Plugging in your headphones and burying your focus into your textbook cannot erase this couple from your peripheral view. At least appreciate that they’ve omitted PDA (if you’re lucky).
The Sad Old Guy
The sad old guy (I will call him Frank) is just the cutest little old man that sits all by his lonesome at a tiny round table, slowly munching on a freshly baked croissant while catching up on the latest addition of The New York Times. Your heart goes out to Frank; whether it’s because he is so gosh darn cute or because it breaks your heart that he is all alone, desperate to be in the presence of other human beings.
Is Frank divorced? Widowed? Did he put all of his energy into his career that he neglected building a relationship with his children who now want nothing to do with him? Regardless, give Frank a smile; it will make his day.
The Girl On Adderall
The girl on Adderall is better translated to “the girl on her sixth cup of coffee and seventh chapter in her large stack of med school text material.”She has been there since morning and will stay until close. Aware of her settlement, the girl on Adderall opts for a comfortable combination of jeans and some sort of plain, long-sleeved t-shirt with her hair tied into a loose ponytail to keep her naturally straight, brown hair from distracting her studies. She came alone and stays alone – comfortable and confident in embarking on a life committed to her career.
The Chatty Kathys
The chatty Kathys are simply the aged clique of high school cheerleaders who now live a suburban lifestyle as yoga-enthusiastic soccer moms. Since their lives are devoted to their families, with no career or professional direction, the chatty Kathys congregate at the coffee shop because frankly, “there is nothing better to do.”

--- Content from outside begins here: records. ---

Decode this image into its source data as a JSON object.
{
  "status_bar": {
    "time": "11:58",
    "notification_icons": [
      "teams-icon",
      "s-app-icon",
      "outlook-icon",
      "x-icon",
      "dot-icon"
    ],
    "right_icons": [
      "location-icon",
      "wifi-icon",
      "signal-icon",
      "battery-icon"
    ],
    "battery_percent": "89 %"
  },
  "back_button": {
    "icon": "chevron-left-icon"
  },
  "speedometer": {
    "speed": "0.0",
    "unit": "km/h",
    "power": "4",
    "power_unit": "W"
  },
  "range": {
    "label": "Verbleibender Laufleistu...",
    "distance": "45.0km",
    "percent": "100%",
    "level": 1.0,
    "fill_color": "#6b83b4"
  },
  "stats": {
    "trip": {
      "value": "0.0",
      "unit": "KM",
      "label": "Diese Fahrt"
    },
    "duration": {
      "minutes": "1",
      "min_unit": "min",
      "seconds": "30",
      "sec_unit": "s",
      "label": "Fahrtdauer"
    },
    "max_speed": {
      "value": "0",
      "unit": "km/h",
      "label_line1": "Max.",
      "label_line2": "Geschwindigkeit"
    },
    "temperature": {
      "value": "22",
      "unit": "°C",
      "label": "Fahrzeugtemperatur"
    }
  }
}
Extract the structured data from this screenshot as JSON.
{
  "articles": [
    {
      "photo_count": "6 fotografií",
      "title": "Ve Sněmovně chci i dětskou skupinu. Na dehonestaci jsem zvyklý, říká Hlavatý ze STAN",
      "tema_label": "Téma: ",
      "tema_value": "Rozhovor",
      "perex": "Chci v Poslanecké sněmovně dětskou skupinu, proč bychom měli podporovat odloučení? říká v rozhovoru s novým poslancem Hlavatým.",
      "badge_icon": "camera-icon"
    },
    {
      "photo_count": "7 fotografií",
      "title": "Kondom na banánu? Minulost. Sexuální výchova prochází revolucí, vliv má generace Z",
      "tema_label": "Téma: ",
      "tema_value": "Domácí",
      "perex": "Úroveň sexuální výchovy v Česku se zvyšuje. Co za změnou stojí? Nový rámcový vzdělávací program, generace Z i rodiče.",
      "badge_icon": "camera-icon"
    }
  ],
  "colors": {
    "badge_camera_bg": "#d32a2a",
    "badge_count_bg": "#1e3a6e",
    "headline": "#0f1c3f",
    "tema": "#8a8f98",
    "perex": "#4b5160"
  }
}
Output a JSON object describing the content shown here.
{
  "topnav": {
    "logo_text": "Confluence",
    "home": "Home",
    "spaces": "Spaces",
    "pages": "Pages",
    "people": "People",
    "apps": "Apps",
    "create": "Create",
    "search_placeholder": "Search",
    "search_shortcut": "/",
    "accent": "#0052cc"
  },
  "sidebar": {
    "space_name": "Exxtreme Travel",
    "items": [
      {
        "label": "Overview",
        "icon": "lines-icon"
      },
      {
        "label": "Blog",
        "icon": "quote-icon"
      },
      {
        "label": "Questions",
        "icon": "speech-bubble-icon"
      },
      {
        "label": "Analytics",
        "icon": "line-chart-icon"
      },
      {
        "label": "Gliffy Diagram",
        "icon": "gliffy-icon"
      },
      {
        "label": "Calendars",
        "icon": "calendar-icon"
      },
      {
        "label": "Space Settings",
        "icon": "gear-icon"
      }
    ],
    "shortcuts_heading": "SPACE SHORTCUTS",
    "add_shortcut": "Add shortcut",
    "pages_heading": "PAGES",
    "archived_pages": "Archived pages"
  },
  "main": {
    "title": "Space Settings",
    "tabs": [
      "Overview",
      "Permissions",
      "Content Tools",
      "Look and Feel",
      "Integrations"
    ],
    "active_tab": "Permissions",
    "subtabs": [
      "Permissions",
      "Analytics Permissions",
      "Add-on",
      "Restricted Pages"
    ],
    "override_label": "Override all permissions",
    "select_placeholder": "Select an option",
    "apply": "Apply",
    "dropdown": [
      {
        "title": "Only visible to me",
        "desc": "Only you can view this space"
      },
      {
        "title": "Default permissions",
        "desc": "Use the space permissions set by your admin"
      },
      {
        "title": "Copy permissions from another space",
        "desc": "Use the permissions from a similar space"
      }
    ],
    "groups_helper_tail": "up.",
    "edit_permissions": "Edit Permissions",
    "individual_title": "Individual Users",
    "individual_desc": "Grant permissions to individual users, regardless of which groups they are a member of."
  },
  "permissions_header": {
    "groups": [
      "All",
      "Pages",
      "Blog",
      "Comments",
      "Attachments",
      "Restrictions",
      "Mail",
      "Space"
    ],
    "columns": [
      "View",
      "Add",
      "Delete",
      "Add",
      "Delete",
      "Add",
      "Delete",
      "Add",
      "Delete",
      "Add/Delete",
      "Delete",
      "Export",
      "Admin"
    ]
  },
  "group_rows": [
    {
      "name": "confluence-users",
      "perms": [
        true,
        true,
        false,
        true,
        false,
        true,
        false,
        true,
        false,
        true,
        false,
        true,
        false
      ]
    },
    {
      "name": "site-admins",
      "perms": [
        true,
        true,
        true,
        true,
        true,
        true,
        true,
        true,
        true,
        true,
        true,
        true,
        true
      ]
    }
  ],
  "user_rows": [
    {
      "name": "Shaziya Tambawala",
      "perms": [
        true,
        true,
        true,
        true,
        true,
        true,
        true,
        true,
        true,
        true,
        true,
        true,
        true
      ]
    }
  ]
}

Dressed straight out of a Lululemon catalog, these women pass the time between dropping and picking up Johnny and Jenny from school by yenta-ing about the new mom on the block.
The Guy Who Looks Like His World Just Ended
Not as heart wrenching as the sad old man, but glancing at the guy who looks like his world just ended is nothing but a depressing sight to see. He is in his forties, trying to make some sort of production on his outdated Mac.
He wears an ill-fitting suit and was possibly fired from his job at an investment bank he devoted 20 years of his life to. His hand is wedding ring-less, making your pity multiply by the thought that he is recently divorced AND lost his job.
The Hot Guy
The hot guy is the guy you constantly stare at in effort to evoke a brief glance so that he may notice your batting eyelashes. But he doesn’t lift his sea green eyes from his computer screen for even a second. The only possible explanation for his complete ignorance of you (or the pretty girl you are secretly in competition with) has to be because he is in a serious relationship with his flawless, long-term girlfriend.
That has to be it. Obviously. Even with this obviously accurate life story you’ve concocted for him, you cannot seem to remit your gaze from his neatly styled, midnight black hair and his pale, pink lips grazing against the plastic lid of his large coffee.